ABACUS International Math Challenge

for

3rd and 4th graders

December, 2005

 

You have to go through 7 rooms in order to get to the fortune chamber of a magician. Each room contains a math problem, and solving that problem allows you to advance into the next room.

The problem of the 1st room:

A.513. Find all those 2-digit numbers in which the sum of the digits is odd, and they are divisible by the sum of their digits.

 

The problem of the 2nd room:

A.514. Fill in the empty spaces by using either 2, 5, or 10, so that the sum of the numbers in each column and each row is 22.

 

The problem of the 3rd room:

A.515. The wonder plant brings three flowers every week: a red, a yellow and a white. It loses a different color flower by the end of each week: red on the first week, yellow on the second, white on the third week, and so on. How many yellow flowers are there on the plant at the end of the 10th week?

 

The problem of the 4th room:

A.516. Draw 5 straight lines on a piece of paper. How many intersecting points can they have the most?

 

The problem of the 5th room:

A.517. Starting from the top left field of 1, you may move to the right or down by one field each time to get to the bottom right field of 9. What are the greatest and the smallest possible sums of the numbers along the way?
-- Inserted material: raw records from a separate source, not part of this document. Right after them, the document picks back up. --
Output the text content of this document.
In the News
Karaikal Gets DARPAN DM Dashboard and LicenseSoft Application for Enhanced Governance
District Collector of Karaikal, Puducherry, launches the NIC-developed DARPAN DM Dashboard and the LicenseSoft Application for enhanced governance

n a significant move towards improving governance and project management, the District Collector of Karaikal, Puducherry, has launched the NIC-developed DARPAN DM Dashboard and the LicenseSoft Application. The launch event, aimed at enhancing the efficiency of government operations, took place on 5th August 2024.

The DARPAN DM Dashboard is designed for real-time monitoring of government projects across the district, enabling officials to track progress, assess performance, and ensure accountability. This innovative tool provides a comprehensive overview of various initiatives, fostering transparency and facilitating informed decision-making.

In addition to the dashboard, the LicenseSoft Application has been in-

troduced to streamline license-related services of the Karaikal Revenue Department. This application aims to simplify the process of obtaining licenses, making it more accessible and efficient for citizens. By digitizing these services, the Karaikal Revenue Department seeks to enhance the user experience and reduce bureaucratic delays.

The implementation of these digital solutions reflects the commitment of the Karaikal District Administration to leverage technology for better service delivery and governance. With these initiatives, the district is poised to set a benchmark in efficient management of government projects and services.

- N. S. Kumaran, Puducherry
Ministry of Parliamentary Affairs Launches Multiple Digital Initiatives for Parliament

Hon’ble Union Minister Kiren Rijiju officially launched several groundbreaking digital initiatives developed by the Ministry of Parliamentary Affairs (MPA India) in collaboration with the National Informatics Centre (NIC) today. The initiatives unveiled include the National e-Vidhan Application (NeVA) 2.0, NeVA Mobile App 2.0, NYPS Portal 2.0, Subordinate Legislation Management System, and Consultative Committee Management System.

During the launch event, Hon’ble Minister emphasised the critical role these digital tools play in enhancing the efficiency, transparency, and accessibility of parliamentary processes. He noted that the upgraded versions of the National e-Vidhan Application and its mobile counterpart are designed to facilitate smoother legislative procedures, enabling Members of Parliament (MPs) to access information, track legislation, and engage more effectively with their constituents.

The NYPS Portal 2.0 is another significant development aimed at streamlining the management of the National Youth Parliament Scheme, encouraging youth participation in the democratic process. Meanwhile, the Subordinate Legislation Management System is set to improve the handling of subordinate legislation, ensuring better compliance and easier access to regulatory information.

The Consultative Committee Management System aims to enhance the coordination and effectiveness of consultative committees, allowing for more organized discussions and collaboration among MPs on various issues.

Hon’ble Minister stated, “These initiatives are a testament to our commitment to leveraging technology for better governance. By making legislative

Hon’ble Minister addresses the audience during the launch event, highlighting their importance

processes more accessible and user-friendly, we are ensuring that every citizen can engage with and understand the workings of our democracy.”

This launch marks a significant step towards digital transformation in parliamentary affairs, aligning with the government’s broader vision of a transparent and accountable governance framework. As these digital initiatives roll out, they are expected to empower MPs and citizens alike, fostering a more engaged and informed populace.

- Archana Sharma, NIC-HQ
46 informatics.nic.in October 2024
How many different ways can you get 116 as the sum?

 

The problem of the 6th room:

A.518. The pages of the Magic Book containing all the magic words are numbered. They started to print the page numbers only on the third page writing the number 3 on it. How many pages are there in the book if they used a total of 1690 digits for all the page numbers?

 

The problem of the 7th room:

A.519. If you solve this problem correctly you receive 100 000 golden coins in the fortune chamber. How long does it take you to count your prize if it takes you one second to count each coin?

 

A.520. There were many brave people who wanted to get to the fortune chamber of the magician by trying to solve the problems in the 7 rooms. A third of them, however, did not even get to the 2nd room. 26 people did not make it from the 2nd to the 3rd room. Only half of the people who got there could answer the question in the 3rd room. Everybody solved the problem in the 4th room, but only a tenth of those people managed to set foot in the 6th room. Here 4 people failed to solve the problem, so only one person got to the 7th room, who solved that problem successfully, also, and got the prize. How many people tried to get the prize?